Di era digital saat ini, profesi content creator, termasuk influencer, menjadi salah satu pilihan karier yang diminati banyak orang. Seorang influencer memiliki pengaruh besar terhadap publik, baik secara online maupun offline. Mereka memiliki pengikut yang banyak di media sosial dan konten yang dibagikan mampu memengaruhi keputusan pembelian, opini, serta perilaku pengikutnya.

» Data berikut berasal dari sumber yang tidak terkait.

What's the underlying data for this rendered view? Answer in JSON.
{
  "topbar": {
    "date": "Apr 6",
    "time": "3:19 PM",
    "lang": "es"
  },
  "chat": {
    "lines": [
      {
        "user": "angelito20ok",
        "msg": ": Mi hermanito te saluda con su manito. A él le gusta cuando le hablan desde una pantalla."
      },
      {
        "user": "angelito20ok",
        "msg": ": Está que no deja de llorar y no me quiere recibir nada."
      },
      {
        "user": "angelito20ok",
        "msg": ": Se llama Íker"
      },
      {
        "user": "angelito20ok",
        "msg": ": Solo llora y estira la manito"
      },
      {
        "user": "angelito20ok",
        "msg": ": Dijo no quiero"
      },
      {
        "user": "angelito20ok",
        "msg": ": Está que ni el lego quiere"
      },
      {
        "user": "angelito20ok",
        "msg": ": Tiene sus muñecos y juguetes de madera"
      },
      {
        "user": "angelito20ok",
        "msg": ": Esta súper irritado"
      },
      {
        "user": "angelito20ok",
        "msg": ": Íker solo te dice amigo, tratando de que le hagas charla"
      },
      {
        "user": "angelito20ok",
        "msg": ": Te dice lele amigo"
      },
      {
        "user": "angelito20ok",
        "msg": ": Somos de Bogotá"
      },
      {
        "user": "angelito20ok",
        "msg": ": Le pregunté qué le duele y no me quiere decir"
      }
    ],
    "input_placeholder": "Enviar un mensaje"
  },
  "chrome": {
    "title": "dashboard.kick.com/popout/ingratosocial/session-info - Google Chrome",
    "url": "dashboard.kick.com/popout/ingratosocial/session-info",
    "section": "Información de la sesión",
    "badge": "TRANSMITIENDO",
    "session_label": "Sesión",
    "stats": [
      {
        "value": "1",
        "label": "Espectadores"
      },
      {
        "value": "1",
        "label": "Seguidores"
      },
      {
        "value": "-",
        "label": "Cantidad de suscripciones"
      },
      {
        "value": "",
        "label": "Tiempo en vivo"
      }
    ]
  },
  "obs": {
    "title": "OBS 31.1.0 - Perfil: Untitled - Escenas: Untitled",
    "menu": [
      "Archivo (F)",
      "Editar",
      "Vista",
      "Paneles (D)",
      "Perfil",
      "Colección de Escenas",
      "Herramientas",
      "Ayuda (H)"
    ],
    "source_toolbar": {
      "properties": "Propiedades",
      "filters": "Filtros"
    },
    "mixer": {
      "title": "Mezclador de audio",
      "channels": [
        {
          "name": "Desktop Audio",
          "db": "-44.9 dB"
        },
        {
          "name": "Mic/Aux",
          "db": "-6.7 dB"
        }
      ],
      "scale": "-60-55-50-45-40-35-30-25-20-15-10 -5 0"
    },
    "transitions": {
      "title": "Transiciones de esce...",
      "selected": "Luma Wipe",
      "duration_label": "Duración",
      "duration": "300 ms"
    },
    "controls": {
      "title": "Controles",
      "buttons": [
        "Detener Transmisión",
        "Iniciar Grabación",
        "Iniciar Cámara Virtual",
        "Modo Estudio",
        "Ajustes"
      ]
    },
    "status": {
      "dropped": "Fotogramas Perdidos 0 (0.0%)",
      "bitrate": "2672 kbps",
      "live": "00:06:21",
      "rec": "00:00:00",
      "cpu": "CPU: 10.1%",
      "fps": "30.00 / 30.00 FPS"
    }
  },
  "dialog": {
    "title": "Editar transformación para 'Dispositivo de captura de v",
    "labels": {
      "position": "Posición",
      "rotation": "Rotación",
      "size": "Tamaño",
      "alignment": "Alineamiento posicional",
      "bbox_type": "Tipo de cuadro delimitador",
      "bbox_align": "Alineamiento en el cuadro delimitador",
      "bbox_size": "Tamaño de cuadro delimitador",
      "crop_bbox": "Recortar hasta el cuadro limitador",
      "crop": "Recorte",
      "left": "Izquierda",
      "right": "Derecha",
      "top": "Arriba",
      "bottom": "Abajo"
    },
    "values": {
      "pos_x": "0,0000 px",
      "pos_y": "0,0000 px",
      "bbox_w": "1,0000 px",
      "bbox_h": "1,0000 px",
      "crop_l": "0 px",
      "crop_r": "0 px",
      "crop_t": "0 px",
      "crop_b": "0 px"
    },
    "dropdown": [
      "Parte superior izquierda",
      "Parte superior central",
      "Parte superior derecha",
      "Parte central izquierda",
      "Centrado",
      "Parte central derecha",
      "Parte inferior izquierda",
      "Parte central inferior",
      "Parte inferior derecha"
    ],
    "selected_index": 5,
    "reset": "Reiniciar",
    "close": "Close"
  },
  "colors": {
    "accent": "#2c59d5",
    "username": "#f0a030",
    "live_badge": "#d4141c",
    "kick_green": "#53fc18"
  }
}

Influencer politik adalah salah satu ragam influencer yang muncul di tengah era politik saat ini. Mereka memiliki pengaruh besar dalam membentuk opini publik terkait isu politik melalui platform media sosial seperti Instagram, Youtube, Twitter, Threads, dan TikTok. Di Indonesia, influencer politik berasal dari berbagai kalangan seperti selebritas, tokoh masyarakat, akademisi, dan aktivis digital. Mereka memanfaatkan media sosial untuk menjangkau jutaan orang dan menyebarkan pesan politik dengan cepat.
Lembaga Bahtsul Masail Nahdlatul Ulama (LBMNU) Jawa Timur telah mengeluarkan fatwa yang menyatakan bahwa penghasilan seorang content creator (influencer) halal menurut dalil asalnya. Namun, tentu saja ada catatan yang harus dipenuhi agar penghasilan tersebut tetap halal, seperti mematuhi ketentuan yang berlaku dalam akad yang membentuknya dan tidak melakukan larangan syar’i.
Dalam konteks influencer politik, akad yang terjadi antara influencer dan tokoh publik merupakan akad ijarah, yaitu akad sewa-menyewa di mana influencer menyewakan jasanya untuk mempromosikan tokoh publik kepada masyarakat atau konstituennya. Influencer bertindak sebagai pihak penyewa yang menyewakan jasanya untuk mempromosikan tokoh publik, sedangkan tokoh publik bertindak sebagai pihak penyewa yang menyewa jasa influencer untuk mempromosikan dirinya kepada khalayak atau konstituen yang akan memilihnya.
Ada 9 hal yang dilarang bagi seorang influencer politik, seperti menjual atau mempromosikan barang dan jasa yang dilarang agama, mengajak melakukan perbuatan terlarang oleh syara’, menipu orang lain, menebarkan informasi palsu, mengandung unsur porno aksi atau pornografi, serta konten yang menghina sesama Muslim. Melalui etika dan norma yang harus dijunjung tinggi, diharapkan influencer politik mampu menjalankan peran mereka secara bertanggung jawab dan bermanfaat bagi masyarakat.
Fatwa tentang kebolehan menjadi influencer politik dalam Islam tidak bersifat mutlak. Norma dan etika harus senantiasa dijunjung tinggi agar peran influencer politik dapat memberikan dampak positif dalam percaturan politik dan kehidupan masyarakat secara keseluruhan.